Minor irritations that keep coming up…

I get the óld menu–new menu’ trick again.  I have a fine 4-course meal.  The first menu says $4, but the ‘billing’ menu says $6.  The meal is simply fine, and I am too tired of fighting this sort of stuff to have another round of arguing.  I just toss the ‘old’ menu in the garbage and pay the $6.  They quickly retrieve the ‘old’ menu.  If they would have said $6 to start with, I would have no problem.
I check out of my hotel at 6 am, waking all the staff up. Before I go out for orange juice and rolls, I spread a few pieces of clothes in the lounge to dry. When I come back, my wet socks are missing. I am positive they were there. Alright, they just cost maybe a dollar. But if they would steal socks, then what else would they steal? This is why I pack my valuables against my body. And bless ATM machines, because we don’t have to carry a lot of cash with us.
I tell the concierge. She says it is no big deal. But this is honestly the 4th pair of socks I have had ripped from me on this trip. Am I petty? Maybe. But I don’t GAF.
Then I utter the magic words, the nuclear bomb of international travel.
“I am going to email Lonely Planet that your staff steals from its guests.”
She freaks.
I go upstairs to get the rest of my stuff. When I come down, there are my socks, one stuffed inside the other, next to my bike. I guess she thinks that this makes it all better now. NFW.

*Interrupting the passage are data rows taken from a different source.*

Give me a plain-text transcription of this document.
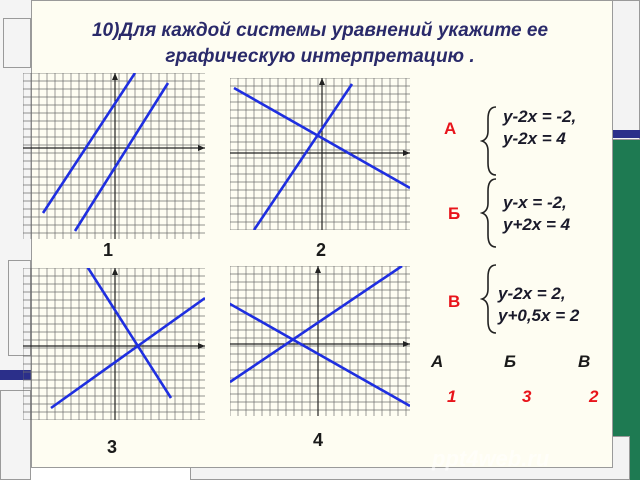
10)Для каждой системы уравнений укажите ее
графическую интерпретацию .
1	2
3	4
А
y-2x = -2,
y-2x = 4
Б
y-x = -2,
y+2x = 4
В y-2x = 2,
y+0,5x = 2
А	Б	В
1	3	2
ppt4web.ru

I tell this to an experienced Dutch traveler. He shakes his head at me. “Well if it’s too much for you, then leave.” I am surprised at his reaction. “Look, the French come here, they guillotine 1000′s, kill hundreds of thousands. You Americans kill a million and poison the country, and now you want them to kiss your ass. What you expect?”
I hear him, but he is just a bit too self-righteous. “And how did you Dutch treat the Indonesians in your colonies?”
He pauses, smiles, and says “Even worse.”
“And how do you really feel about the level of hassle?” I ask him.
“When I leave this time, I think I will not come to Vietnam back any more.”
I have had that thought myself.

Converts to dental flossing

Flossing lessons:
I am a compulsive dental flosser. I am so bad about it that when I have been sailing in the Caribbean and run out of floss, I have taken apart the seams of a nylon jacket to make my own floss. I then used, and washed it, diligently. But I have all my own teeth (minus one).

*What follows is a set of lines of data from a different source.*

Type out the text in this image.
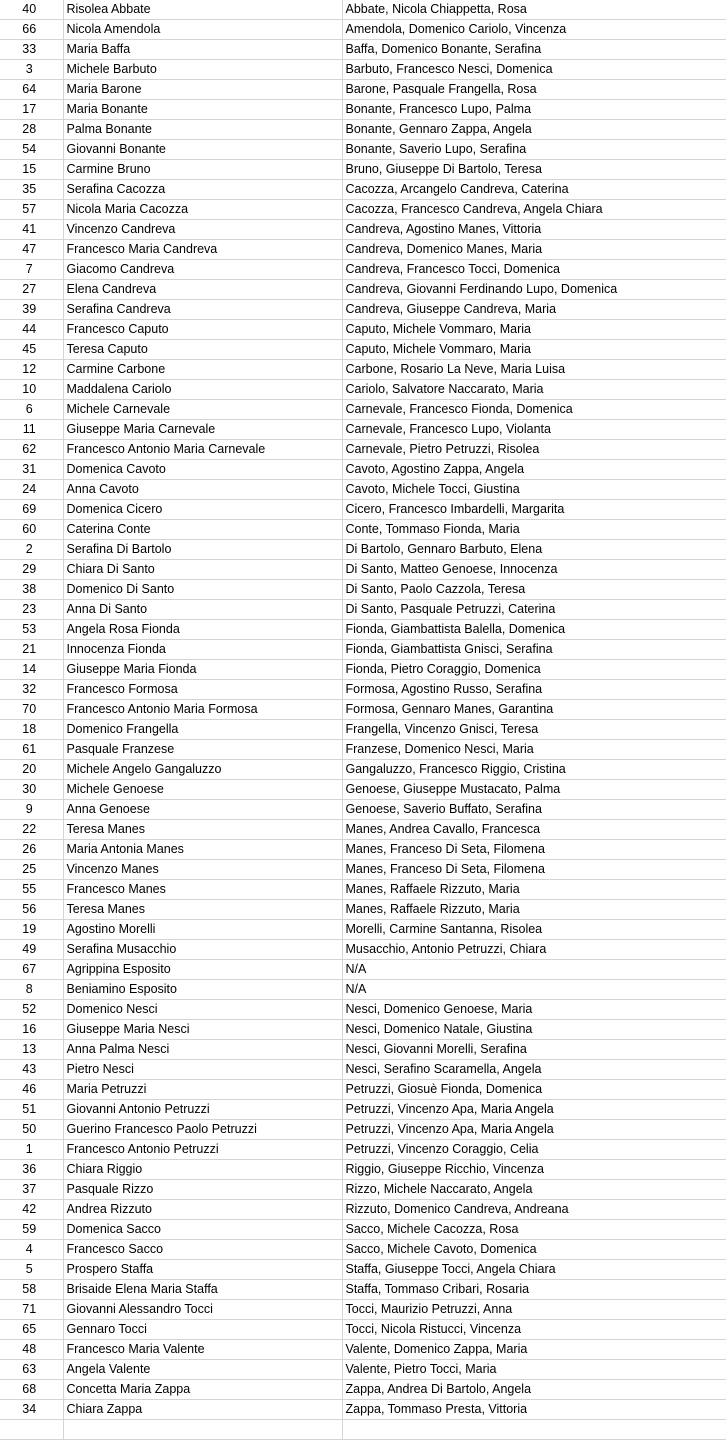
40	Risolea Abbate	Abbate, Nicola Chiappetta, Rosa
66	Nicola Amendola	Amendola, Domenico Cariolo, Vincenza
33	Maria Baffa	Baffa, Domenico Bonante, Serafina
3	Michele Barbuto	Barbuto, Francesco Nesci, Domenica
64	Maria Barone	Barone, Pasquale Frangella, Rosa
17	Maria Bonante	Bonante, Francesco Lupo, Palma
28	Palma Bonante	Bonante, Gennaro Zappa, Angela
54	Giovanni Bonante	Bonante, Saverio Lupo, Serafina
15	Carmine Bruno	Bruno, Giuseppe Di Bartolo, Teresa
35	Serafina Cacozza	Cacozza, Arcangelo Candreva, Caterina
57	Nicola Maria Cacozza	Cacozza, Francesco Candreva, Angela Chiara
41	Vincenzo Candreva	Candreva, Agostino Manes, Vittoria
47	Francesco Maria Candreva	Candreva, Domenico Manes, Maria
7	Giacomo Candreva	Candreva, Francesco Tocci, Domenica
27	Elena Candreva	Candreva, Giovanni Ferdinando Lupo, Domenica
39	Serafina Candreva	Candreva, Giuseppe Candreva, Maria
44	Francesco Caputo	Caputo, Michele Vommaro, Maria
45	Teresa Caputo	Caputo, Michele Vommaro, Maria
12	Carmine Carbone	Carbone, Rosario La Neve, Maria Luisa
10	Maddalena Cariolo	Cariolo, Salvatore Naccarato, Maria
6	Michele Carnevale	Carnevale, Francesco Fionda, Domenica
11	Giuseppe Maria Carnevale	Carnevale, Francesco Lupo, Violanta
62	Francesco Antonio Maria Carnevale	Carnevale, Pietro Petruzzi, Risolea
31	Domenica Cavoto	Cavoto, Agostino Zappa, Angela
24	Anna Cavoto	Cavoto, Michele Tocci, Giustina
69	Domenica Cicero	Cicero, Francesco Imbardelli, Margarita
60	Caterina Conte	Conte, Tommaso Fionda, Maria
2	Serafina Di Bartolo	Di Bartolo, Gennaro Barbuto, Elena
29	Chiara Di Santo	Di Santo, Matteo Genoese, Innocenza
38	Domenico Di Santo	Di Santo, Paolo Cazzola, Teresa
23	Anna Di Santo	Di Santo, Pasquale Petruzzi, Caterina
53	Angela Rosa Fionda	Fionda, Giambattista Balella, Domenica
21	Innocenza Fionda	Fionda, Giambattista Gnisci, Serafina
14	Giuseppe Maria Fionda	Fionda, Pietro Coraggio, Domenica
32	Francesco Formosa	Formosa, Agostino Russo, Serafina
70	Francesco Antonio Maria Formosa	Formosa, Gennaro Manes, Garantina
18	Domenico Frangella	Frangella, Vincenzo Gnisci, Teresa
61	Pasquale Franzese	Franzese, Domenico Nesci, Maria
20	Michele Angelo Gangaluzzo	Gangaluzzo, Francesco Riggio, Cristina
30	Michele Genoese	Genoese, Giuseppe Mustacato, Palma
9	Anna Genoese	Genoese, Saverio Buffato, Serafina
22	Teresa Manes	Manes, Andrea Cavallo, Francesca
26	Maria Antonia Manes	Manes, Franceso Di Seta, Filomena
25	Vincenzo Manes	Manes, Franceso Di Seta, Filomena
55	Francesco Manes	Manes, Raffaele Rizzuto, Maria
56	Teresa Manes	Manes, Raffaele Rizzuto, Maria
19	Agostino Morelli	Morelli, Carmine Santanna, Risolea
49	Serafina Musacchio	Musacchio, Antonio Petruzzi, Chiara
67	Agrippina Esposito	N/A
8	Beniamino Esposito	N/A
52	Domenico Nesci	Nesci, Domenico Genoese, Maria
16	Giuseppe Maria Nesci	Nesci, Domenico Natale, Giustina
13	Anna Palma Nesci	Nesci, Giovanni Morelli, Serafina
43	Pietro Nesci	Nesci, Serafino Scaramella, Angela
46	Maria Petruzzi	Petruzzi, Giosuè Fionda, Domenica
51	Giovanni Antonio Petruzzi	Petruzzi, Vincenzo Apa, Maria Angela
50	Guerino Francesco Paolo Petruzzi	Petruzzi, Vincenzo Apa, Maria Angela
1	Francesco Antonio Petruzzi	Petruzzi, Vincenzo Coraggio, Celia
36	Chiara Riggio	Riggio, Giuseppe Ricchio, Vincenza
37	Pasquale Rizzo	Rizzo, Michele Naccarato, Angela
42	Andrea Rizzuto	Rizzuto, Domenico Candreva, Andreana
59	Domenica Sacco	Sacco, Michele Cacozza, Rosa
4	Francesco Sacco	Sacco, Michele Cavoto, Domenica
5	Prospero Staffa	Staffa, Giuseppe Tocci, Angela Chiara
58	Brisaide Elena Maria Staffa	Staffa, Tommaso Cribari, Rosaria
71	Giovanni Alessandro Tocci	Tocci, Maurizio Petruzzi, Anna
65	Gennaro Tocci	Tocci, Nicola Ristucci, Vincenza
48	Francesco Maria Valente	Valente, Domenico Zappa, Maria
63	Angela Valente	Valente, Pietro Tocci, Maria
68	Concetta Maria Zappa	Zappa, Andrea Di Bartolo, Angela
34	Chiara Zappa	Zappa, Tommaso Presta, Vittoria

So I am flossing after eating in an outdoor cafe. I turn my head away from the others, but no matter. Three men gather around, VERY CLOSE, and stare. When I look up, they continue staring. Their faces have shock and alarm. Now in Vietnam, everyone uses toothpicks. No one flosses. The men keep staring. I might as well been some monkey in a zoo hanging by its tail playing with its crank.
So I give them my floss container. They study it, take it apart, examine it like some fine mechanical device. I tear off a piece of floss for each of them and demo how to use it. They try, laughing all the way. One of them gets results and shows the others. They become instant converts.

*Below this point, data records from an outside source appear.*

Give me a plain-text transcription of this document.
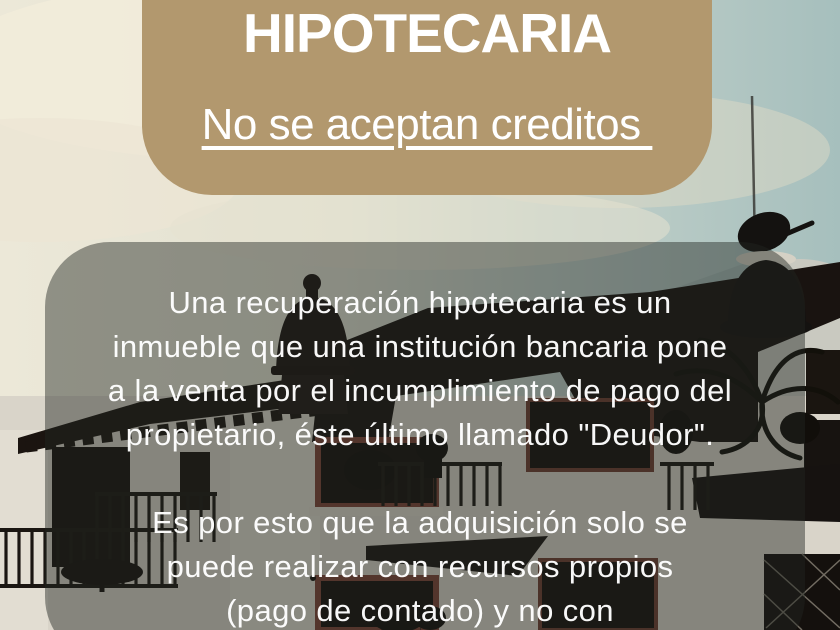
HIPOTECARIA
No se aceptan creditos
Una recuperación hipotecaria es un
inmueble que una institución bancaria pone
a la venta por el incumplimiento de pago del
propietario, éste último llamado "Deudor".
Es por esto que la adquisición solo se
puede realizar con recursos propios
(pago de contado) y no con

Time to leave. I put on my bicycle helmet and start to go. Just as I am feeling triumphant, I bang my helmet hard into a 5’6″beam that they all pass easily under. No hurt, other than pride. They are really laughing, for this is the second time I have done this here.

3 Responses to #24 from SE Asia: Bits and pieces. Road kill, The Old Man and the Delta, the sock thief, and days of hard pedaling

  1. Dwight, I could have told you that the Vietnamese will steal any and everything if it isn’t locked up and nailed down. Our house maids in Danang would regularly walk off with a GI’s foot locker! Poor folks have poor ways!

  2. Funny, the cyclo drivers ripped me off, but the hotel girl gave me money I overpaid. I bought two train tickets at the hotel and gladly paid the service charge. Two day later, just before I leave, she hands me the two tickets and 15$: “We overcharged you, the train tickets weren’t as expensive as we thought. We’re so sorry (!!!!!).” Bless her honest soul.

    Jérôme

  3. That flossing photo is hilarious. Definitely a keeper. I love the “nuclear bomb” of international travel.

    And it is irritating when there is no good reason for a person not to be honest with you.

    The accident scene sounds truly frightening, though.